To return to where I began, I do not really know which of these three events that took place yesterday, broadly speaking, is the fittest to be designated as a good enough—or rather the best—‘take off’ moment. I am plain confused as to which of these will change India like never before, and in another day or two, send me or you up over the moon, or remove hunger from this land for ever. Frankly, I suffer from no delusion about the level of my IQ and all sorts of help are welcome. Let me meanwhile leave you with this funny reaction of people when they suddenly saw the Indian contingent going wild with celebration on hearing that Bindra had won gold. Fully grown men and women, a report said, were seen singing and dancing rapturously in the middle of the stadium, and athletes and officials from other countries were staring at them with utter bemusement. How would they know, went ahead the breathless reporter, how this single piece gold matter so much to so many people back in India? In this I am sorry to confess that I am not one of these so many people and would rather side with those bemused foreigners. That said, my saying sorry probably also means that I am actually utterly confused. But I am happy that I am.

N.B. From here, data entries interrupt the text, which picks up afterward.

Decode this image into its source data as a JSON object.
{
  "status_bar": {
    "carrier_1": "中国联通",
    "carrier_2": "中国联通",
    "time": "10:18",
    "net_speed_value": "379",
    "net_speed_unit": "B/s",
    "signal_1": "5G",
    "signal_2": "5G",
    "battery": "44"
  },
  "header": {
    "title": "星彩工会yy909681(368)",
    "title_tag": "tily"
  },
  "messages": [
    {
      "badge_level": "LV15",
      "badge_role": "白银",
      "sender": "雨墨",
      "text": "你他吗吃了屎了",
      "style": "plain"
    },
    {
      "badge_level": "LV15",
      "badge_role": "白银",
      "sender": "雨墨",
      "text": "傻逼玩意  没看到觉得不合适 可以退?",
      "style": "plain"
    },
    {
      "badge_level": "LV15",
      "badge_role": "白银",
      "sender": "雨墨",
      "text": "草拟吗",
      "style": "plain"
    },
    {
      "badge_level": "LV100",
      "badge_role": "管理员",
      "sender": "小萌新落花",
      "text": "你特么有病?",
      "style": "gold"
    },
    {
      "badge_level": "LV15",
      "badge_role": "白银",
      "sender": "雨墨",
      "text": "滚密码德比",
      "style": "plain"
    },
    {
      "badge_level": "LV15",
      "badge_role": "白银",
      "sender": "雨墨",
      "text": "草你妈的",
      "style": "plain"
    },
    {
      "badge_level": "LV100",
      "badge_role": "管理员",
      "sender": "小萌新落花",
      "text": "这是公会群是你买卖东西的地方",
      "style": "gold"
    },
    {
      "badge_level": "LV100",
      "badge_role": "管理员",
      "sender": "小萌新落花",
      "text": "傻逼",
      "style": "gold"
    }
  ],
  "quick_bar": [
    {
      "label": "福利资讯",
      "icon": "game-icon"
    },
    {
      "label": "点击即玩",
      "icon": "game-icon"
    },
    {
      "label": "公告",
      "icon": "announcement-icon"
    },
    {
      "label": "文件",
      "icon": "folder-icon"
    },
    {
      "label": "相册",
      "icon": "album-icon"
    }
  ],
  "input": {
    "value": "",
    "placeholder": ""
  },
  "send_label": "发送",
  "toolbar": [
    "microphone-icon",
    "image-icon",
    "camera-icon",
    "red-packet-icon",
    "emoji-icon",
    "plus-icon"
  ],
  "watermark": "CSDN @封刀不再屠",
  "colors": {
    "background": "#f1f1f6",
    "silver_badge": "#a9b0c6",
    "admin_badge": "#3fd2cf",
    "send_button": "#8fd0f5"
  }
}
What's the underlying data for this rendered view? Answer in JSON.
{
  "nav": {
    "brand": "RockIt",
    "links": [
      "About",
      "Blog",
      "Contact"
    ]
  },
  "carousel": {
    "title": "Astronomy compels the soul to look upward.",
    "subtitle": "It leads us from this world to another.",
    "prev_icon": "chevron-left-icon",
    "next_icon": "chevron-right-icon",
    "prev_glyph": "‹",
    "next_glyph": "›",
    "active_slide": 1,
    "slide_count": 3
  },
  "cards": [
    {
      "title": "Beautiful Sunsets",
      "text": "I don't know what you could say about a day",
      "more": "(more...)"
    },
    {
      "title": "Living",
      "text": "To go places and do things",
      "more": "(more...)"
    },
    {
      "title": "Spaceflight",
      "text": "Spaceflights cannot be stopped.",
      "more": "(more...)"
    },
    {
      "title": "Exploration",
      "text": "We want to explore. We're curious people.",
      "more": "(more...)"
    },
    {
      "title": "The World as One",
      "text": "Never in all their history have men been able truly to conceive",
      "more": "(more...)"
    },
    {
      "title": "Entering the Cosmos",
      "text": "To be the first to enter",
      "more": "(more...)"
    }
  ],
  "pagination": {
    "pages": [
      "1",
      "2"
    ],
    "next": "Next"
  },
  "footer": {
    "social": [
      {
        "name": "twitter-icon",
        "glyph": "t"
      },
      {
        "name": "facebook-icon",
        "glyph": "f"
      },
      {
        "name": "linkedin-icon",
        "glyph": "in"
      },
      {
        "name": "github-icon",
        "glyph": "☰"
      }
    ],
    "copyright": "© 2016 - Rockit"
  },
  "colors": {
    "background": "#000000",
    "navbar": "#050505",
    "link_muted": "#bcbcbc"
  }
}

Postscript: A day after I released the post, newspaper reports suggest that our government as well as Lakshmi Mittal's sports trust had spent huge amounts behind Bindra's personal staff and training in Germany. His father, predicatably, felt no need to give the quote-famished journos the figure that he might have parted with. He clearly had no business claiming credit for his son's success because he did not need to. Even if we accept the government shelled out a fortune to Bindra after 2006 when he became the world champion, it does nothing to alter my core point that the system did not produce the champion that he is today. I am glad that I am not part of this mad race to fete him, unlike the state governments of states to which he does not belong. This reminds me of the Kerala government felicitatiing or offering some cash reward to Robin Utthappa after India won the T20 world cup last year ostensibly because his mother belonged to the state. Pity Bindra's mother does not belong to Bihar so they will have to think of some other, more ingenuous excuse. Let the credit-claimers continue to try to outdo each other and let us learn to accept hard facts. Bindra is a great champion but he remains outstanding, in all senses of the word.